During the pandemic, O’Hara filmed Julian Fellowes’ glossy new costume drama, The Gilded Age, set in 1880s New York in which she plays a relative of Christine Baranski’s character Agnes van Rhijn. The show features a host of Broadway talent, including Nathan Lane and Denée Benton.
“To be in a period piece back in a corset, alongside people you would normally be staring at backstage in a Broadway house felt really perfect,” O’Hara said. “I prefer the fast days and craziness of live theater, but this particular project had great dialects, costumes, and storylines. I had a really creatively good time.”
One night, she recalled, the cast were waiting around to film a glittering ballroom scene, and to kill the time staged a bombastic runway show in all their finery. “We had some shenanigans, but when the camera rolled of course we were all behaving perfectly.” O’Hara has also filmed two more seasons of suspense series The Accidental Wolf, which O’Hara is “more excited about than anything,” playing a wealthy lawyer’s wife involved in a quest to save a stranger, whose plight she is first alerted to via a mysterious phone call.
As occupied as she is and hopes to be, O’Hara has treasured the time she has spent over the last year and a half with her actor-writer-director-musician husband Greg Naughton two children—Owen James, 12 and Charlotte, 8—during the pandemic. “It was an over-privileged gift, I know. Our schools are open. I know friends with kids who are not back at school, so we’re very grateful. I’ve enjoyed this time with my family, after racing around since they’ve been born. Suddenly we were living that 3-meals-a-day cliché. We have dinner together every night. I love it.”

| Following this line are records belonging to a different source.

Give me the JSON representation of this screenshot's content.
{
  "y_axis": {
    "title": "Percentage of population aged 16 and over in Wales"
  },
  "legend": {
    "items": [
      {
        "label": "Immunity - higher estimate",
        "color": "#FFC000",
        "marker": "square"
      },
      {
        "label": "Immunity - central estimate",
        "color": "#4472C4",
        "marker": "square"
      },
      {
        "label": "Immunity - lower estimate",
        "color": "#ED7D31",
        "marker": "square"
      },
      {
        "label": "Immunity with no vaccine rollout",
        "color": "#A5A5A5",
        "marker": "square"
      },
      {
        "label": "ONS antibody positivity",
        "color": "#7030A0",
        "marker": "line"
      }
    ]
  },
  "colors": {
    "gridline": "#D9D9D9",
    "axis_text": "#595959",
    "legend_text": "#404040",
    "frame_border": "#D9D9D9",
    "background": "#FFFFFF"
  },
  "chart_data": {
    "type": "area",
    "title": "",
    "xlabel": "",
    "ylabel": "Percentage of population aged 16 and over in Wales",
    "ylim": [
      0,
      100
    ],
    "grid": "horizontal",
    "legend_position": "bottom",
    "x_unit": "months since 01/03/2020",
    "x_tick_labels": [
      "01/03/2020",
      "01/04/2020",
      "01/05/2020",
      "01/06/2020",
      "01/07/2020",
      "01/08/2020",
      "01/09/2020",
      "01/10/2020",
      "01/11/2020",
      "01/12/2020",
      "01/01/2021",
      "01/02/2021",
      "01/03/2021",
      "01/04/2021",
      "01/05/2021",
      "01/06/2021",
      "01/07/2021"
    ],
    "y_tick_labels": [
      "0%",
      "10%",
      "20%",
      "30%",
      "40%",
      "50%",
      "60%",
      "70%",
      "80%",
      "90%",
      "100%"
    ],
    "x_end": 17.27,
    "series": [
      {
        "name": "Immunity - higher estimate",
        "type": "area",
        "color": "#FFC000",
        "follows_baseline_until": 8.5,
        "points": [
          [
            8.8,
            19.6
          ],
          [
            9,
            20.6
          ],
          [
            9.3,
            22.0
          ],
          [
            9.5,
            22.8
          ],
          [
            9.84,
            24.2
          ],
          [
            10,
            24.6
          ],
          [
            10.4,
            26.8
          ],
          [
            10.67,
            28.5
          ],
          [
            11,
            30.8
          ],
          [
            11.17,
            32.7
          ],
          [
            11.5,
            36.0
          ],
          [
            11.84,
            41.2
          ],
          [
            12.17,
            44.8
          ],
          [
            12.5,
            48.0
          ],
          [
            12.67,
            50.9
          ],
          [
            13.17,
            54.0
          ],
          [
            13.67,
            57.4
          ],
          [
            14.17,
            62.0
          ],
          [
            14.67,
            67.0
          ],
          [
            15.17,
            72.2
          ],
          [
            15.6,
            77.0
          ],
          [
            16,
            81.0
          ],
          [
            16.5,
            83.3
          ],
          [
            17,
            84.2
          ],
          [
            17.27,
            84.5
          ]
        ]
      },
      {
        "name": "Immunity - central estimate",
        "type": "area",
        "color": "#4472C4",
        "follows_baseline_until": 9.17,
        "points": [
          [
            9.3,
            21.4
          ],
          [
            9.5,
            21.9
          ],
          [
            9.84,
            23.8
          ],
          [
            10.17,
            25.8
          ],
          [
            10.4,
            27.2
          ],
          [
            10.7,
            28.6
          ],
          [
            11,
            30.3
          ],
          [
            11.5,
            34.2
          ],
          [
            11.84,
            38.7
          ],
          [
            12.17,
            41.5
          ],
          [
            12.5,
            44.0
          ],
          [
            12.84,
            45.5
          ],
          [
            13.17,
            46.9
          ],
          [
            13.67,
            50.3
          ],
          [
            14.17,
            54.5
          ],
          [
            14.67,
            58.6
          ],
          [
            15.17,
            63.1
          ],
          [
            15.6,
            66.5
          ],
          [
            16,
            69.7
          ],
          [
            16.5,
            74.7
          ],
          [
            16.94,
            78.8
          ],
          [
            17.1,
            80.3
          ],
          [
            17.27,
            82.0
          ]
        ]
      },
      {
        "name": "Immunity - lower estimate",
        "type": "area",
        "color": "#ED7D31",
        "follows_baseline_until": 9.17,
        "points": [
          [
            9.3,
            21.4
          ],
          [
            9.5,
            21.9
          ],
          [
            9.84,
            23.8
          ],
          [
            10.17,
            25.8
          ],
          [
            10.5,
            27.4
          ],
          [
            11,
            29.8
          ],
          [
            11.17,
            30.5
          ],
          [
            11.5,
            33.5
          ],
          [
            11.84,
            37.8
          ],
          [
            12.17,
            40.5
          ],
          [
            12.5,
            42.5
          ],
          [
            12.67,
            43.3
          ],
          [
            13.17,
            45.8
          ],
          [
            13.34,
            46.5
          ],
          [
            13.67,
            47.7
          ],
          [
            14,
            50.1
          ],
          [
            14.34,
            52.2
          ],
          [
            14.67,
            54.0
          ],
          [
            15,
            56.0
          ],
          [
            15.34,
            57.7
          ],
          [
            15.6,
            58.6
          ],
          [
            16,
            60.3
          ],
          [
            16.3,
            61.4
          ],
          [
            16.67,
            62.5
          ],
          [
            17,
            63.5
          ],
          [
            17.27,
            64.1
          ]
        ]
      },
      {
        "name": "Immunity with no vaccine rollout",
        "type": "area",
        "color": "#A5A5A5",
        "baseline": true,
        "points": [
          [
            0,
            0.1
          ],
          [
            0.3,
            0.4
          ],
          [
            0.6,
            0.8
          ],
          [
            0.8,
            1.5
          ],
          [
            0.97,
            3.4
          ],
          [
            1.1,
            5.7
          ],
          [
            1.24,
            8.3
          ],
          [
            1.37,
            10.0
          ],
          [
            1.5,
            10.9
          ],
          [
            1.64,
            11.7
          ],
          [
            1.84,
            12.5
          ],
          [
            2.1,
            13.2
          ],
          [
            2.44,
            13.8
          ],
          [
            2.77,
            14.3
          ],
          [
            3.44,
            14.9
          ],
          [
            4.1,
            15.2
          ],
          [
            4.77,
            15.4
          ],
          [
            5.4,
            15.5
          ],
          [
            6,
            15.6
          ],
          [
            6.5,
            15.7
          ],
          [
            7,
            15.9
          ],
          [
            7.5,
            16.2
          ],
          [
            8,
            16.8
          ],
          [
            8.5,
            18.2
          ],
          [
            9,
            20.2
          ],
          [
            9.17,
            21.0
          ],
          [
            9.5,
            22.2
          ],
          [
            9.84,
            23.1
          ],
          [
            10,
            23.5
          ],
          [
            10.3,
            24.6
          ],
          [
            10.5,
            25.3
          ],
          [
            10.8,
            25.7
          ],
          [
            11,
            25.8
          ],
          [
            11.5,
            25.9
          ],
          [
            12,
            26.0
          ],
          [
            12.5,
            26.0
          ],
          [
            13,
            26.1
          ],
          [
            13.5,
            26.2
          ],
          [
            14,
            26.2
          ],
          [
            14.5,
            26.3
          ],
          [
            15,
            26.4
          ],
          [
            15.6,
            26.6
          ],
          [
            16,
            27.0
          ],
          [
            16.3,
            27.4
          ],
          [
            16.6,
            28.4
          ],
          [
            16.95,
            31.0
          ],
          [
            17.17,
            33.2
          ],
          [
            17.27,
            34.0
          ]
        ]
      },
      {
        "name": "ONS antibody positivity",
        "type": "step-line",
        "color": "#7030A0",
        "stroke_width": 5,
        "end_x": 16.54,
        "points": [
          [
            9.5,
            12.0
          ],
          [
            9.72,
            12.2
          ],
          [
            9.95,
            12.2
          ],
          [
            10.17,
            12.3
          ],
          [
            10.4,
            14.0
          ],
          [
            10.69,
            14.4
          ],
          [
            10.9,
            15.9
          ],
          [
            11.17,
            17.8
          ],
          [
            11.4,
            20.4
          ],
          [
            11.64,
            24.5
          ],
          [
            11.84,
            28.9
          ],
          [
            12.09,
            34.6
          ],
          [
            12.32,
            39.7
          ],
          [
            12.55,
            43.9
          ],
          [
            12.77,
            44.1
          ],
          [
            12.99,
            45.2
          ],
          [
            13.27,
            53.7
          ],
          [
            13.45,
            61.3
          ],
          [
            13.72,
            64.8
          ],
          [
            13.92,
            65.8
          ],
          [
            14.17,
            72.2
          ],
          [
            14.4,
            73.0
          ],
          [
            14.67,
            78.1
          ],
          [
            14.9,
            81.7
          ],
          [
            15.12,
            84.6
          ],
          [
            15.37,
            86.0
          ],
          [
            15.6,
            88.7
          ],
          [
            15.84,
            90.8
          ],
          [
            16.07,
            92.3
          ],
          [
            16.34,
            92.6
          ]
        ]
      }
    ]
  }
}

She has observed the seismic effect of the last 18 months on her theatrical colleagues. There’s the person “with a 35-year Broadway career who moved to Illinois to make jewelry, or the person who left to start a theater company in Utah.” Others have just had to leave the city because they couldn’t afford to be there. “A large amount of people have had their lives changed forever.”
O’Hara’s intention is to not return to her Old Times hamster wheel. “Doing 8 shows a week, I wasn’t home for dinner most nights. My personality is that I always want to be busy. But there’s so much I want to retain of this time—those dinners, random walks, fresh air, turning off screens. I don’t want us to go back to living parallel lives, rushing to make things happen. The kids are growing so fast. I want to take it all in.”
She paused, and laughed. “I’m trying to put FOMO into the trash.”